Due to these problems, AML teams that rely entirely on rules run the risk of missing cases of money laundering or missing the deadline for SAR submissions. In all scenarios, the financial institution risks the threat of non-compliance and penalties.

That is how the machine learning models have become an apparent solution in the fight against money laundering. Machine learning models use enormous data sets, and by learning from the actions stored in the data, they may then demonstrate behavior patterns that hint to symptoms of money laundering.

ML Process in AML 

Machine learning for AML strengthens models while simultaneously reducing the frequency of high-volume, low-value alerts. That is done so that machine learning models may use algorithms based on historical data to predict future behavior. How models work is as follows:

  1. Data science teams feed the machine enormous amounts of historical data on instances of known and suspected money laundering.
  2. Machine learning algorithms create statistical models utilizing the knowledge from these datasets instead of deterministic rules.
  3. The computer gains knowledge of the characteristics of previous cases of money laundering as well as—and maybe more importantly—what typical behavior comprises.
  4. The computer projects the likelihood of money laundering instances as well as cases that have been reported to the regulator.

Machine learning can learn and adapt continuously. ML models are only better than the training data you give them.
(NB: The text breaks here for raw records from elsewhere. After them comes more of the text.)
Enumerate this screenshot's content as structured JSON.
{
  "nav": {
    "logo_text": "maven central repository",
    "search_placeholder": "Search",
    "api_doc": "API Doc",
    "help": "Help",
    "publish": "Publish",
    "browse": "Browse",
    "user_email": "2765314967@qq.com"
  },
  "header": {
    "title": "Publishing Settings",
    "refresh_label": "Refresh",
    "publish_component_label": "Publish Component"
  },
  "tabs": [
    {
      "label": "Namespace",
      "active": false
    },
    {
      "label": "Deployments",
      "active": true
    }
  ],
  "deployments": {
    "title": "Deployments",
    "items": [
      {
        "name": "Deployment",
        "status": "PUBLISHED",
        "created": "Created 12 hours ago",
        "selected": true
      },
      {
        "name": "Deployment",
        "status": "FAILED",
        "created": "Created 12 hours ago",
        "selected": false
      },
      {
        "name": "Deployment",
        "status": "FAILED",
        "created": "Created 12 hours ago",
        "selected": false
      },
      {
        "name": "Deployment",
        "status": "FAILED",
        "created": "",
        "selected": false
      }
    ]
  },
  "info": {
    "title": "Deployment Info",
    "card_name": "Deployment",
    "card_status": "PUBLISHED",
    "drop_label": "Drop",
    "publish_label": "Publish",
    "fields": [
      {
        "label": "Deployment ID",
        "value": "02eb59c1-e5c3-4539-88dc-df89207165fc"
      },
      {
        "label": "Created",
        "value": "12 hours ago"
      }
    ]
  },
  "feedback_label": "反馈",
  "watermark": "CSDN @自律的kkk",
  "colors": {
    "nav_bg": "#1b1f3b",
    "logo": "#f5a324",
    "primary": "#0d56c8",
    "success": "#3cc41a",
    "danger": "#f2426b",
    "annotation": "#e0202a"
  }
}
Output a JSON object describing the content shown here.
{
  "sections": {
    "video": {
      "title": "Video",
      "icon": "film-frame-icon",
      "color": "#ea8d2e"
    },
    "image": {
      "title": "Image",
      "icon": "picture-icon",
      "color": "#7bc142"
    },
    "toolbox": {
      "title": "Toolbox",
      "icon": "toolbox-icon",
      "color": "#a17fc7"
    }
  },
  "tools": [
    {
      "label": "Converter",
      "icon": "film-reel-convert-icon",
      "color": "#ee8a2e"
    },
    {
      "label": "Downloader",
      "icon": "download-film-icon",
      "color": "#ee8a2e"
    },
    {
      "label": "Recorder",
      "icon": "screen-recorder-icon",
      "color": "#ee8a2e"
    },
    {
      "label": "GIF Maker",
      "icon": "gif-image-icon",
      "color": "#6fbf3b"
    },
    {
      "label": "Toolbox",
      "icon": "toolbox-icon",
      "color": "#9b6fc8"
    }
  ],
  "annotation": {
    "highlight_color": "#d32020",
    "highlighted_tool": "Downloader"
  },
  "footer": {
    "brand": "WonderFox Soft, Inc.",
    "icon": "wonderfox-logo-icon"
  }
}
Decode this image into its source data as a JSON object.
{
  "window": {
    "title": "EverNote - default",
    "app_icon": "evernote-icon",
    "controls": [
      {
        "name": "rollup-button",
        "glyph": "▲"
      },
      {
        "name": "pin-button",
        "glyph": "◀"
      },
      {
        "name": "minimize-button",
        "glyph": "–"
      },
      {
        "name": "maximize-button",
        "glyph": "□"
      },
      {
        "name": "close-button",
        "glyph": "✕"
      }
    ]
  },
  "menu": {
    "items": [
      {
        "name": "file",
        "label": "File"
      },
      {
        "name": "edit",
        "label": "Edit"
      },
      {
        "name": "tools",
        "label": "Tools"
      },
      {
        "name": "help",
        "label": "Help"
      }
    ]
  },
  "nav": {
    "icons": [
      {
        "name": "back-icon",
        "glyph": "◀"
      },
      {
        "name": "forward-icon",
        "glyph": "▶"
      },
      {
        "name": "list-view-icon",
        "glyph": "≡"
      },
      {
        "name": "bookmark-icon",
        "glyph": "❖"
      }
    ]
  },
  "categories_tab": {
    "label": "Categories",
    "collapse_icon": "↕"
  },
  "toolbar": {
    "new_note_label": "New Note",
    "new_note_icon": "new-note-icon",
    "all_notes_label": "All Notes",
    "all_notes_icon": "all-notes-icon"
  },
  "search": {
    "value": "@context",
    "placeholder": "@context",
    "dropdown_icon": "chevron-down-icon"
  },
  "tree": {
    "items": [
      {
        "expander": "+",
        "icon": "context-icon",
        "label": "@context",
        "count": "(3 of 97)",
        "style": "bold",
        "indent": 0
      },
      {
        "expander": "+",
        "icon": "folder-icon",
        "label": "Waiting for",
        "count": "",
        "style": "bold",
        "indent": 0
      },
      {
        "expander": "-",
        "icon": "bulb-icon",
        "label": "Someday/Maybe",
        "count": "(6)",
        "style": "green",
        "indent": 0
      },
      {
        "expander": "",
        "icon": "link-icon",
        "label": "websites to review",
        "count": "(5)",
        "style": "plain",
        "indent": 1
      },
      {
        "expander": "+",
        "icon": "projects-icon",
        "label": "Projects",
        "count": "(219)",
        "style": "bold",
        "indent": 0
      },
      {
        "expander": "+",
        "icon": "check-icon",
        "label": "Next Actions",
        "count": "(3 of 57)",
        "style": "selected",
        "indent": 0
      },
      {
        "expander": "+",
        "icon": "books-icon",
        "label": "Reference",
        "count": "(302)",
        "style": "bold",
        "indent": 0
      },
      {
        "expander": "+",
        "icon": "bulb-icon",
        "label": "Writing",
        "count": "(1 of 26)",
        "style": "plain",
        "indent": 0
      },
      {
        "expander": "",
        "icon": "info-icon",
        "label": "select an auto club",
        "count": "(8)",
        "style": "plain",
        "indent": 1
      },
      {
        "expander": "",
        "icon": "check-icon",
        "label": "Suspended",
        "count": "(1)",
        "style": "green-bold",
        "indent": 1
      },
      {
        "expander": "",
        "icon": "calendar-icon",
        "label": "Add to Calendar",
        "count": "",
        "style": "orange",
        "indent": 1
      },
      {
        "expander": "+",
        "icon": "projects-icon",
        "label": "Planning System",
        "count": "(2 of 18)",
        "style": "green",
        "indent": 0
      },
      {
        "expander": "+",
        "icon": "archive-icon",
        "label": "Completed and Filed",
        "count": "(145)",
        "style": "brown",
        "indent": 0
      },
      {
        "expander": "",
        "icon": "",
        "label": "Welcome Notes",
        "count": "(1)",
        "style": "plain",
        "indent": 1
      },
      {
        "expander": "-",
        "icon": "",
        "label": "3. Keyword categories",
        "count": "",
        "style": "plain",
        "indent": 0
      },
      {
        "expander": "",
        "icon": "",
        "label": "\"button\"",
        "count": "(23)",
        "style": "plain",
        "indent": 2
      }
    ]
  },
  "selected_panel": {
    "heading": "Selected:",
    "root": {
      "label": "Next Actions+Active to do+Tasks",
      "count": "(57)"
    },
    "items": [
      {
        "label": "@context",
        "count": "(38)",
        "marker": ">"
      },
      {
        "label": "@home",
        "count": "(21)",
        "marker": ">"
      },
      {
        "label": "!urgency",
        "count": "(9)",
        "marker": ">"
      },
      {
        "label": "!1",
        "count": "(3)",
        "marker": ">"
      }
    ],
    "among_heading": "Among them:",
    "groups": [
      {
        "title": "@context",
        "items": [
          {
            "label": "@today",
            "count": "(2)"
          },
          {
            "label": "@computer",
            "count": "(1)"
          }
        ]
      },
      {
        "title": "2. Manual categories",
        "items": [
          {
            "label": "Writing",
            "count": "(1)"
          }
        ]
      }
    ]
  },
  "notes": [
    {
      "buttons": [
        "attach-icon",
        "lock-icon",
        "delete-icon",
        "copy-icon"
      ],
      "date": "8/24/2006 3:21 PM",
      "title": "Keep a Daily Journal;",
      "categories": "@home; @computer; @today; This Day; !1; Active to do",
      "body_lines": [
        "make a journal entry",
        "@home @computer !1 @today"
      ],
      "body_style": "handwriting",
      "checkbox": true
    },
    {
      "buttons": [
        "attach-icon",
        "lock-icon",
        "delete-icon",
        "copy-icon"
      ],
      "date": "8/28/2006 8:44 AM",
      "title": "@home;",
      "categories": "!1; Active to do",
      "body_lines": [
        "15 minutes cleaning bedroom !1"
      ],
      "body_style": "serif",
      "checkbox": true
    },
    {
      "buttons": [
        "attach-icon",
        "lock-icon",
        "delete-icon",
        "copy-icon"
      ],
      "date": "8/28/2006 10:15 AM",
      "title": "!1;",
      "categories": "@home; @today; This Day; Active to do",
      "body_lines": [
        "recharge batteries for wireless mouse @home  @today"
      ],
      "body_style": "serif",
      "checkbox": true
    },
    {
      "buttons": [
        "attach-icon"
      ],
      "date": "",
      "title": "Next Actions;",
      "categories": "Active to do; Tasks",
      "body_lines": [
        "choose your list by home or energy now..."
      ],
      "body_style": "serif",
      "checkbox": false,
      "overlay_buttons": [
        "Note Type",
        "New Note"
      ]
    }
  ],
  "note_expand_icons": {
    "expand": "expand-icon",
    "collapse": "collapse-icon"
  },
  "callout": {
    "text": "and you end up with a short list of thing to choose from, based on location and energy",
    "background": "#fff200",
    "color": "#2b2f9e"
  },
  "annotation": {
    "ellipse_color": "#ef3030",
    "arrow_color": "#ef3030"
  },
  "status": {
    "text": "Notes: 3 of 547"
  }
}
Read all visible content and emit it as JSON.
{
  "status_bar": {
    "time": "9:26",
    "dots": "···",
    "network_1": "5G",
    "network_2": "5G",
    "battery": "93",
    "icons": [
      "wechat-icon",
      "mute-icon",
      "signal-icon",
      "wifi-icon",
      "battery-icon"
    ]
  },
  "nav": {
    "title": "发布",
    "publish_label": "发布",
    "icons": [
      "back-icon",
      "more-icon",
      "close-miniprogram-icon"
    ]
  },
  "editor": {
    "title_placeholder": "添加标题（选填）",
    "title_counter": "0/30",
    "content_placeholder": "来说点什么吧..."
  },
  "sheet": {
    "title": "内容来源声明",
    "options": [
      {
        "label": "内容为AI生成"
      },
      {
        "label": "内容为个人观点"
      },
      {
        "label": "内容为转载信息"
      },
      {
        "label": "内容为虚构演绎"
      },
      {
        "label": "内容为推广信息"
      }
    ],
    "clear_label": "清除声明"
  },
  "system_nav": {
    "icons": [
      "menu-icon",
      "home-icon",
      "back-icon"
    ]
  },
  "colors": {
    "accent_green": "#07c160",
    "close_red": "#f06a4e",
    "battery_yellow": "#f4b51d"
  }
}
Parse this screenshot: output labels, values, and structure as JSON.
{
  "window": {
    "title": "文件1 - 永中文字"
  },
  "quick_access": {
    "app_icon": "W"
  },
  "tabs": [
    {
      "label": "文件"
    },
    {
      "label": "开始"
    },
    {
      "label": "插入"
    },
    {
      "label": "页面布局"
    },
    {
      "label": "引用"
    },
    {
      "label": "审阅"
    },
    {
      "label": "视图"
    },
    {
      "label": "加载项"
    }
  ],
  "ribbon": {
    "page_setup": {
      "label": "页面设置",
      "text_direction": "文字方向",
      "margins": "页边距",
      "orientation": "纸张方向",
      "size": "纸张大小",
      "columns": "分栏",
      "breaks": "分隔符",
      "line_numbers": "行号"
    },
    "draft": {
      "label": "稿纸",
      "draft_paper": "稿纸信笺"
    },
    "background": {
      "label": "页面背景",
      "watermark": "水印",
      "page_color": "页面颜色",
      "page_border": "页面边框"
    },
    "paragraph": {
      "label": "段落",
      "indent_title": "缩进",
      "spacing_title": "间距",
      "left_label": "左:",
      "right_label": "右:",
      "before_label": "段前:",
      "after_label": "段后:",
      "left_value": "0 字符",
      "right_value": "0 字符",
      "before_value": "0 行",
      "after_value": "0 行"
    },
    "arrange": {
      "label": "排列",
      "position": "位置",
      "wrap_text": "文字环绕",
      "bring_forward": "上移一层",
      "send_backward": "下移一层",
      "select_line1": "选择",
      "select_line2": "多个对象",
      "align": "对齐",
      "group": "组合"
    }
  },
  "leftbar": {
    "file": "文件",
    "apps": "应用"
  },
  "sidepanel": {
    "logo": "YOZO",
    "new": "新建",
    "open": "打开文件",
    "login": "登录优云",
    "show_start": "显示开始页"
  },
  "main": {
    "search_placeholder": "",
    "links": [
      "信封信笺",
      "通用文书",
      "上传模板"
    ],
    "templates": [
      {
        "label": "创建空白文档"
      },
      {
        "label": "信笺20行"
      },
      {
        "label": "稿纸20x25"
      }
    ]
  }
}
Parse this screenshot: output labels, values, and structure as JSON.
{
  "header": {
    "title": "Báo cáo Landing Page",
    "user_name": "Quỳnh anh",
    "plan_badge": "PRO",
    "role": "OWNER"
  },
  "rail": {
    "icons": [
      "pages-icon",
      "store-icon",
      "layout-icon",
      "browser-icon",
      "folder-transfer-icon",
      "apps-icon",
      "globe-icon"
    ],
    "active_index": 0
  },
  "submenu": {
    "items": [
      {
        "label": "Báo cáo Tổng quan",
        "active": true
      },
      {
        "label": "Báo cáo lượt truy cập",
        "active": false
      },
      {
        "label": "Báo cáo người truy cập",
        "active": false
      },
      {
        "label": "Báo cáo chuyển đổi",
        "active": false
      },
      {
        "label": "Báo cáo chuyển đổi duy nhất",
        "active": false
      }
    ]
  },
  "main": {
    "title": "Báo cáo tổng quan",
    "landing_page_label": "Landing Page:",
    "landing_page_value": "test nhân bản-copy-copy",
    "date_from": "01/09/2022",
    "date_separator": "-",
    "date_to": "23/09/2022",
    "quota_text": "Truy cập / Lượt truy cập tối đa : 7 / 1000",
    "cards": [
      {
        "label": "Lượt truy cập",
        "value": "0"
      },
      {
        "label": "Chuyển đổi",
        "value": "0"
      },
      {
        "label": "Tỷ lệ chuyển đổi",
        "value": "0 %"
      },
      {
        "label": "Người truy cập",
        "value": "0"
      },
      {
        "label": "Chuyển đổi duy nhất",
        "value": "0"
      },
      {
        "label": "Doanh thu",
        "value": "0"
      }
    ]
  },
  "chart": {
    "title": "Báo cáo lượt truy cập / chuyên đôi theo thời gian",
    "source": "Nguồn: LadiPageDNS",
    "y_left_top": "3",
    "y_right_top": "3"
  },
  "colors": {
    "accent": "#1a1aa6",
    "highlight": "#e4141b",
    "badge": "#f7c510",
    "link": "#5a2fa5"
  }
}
If you can provide the computer-quality, labeled training data to learn from, the computer can learn. As a result, ensure the data sources follow the proper labeling conventions.

Before implementing supervised machine learning models, FIs should assess potential implications on controls, operational processes, and team structure. If your team gains confidence in the performance of the supervised model and regulators show satisfaction with the efficacy of the current controls, your business may consider converting to unsupervised ML models. 

These can spot behaviors that significantly deviate from expected patterns. Due to the rules’ limited alert budget under certain circumstances, teams can look into other transactions.

Conclusion

Financial organizations operate in a highly regulated environment, and because anti-money laundering departments have limited tolerance for error, they typically hesitate to be early adopters of new technologies. As a result of their perception that regulators want to see tried-and-true AML practices, many institutions are hesitant to innovate. 
To create innovative, market-leading machine learning solutions that enable them to focus more on actually suspicious conduct and send information to law enforcement more rapidly, organizations must overcome these obstacles by working closely with experts who offer ML development services.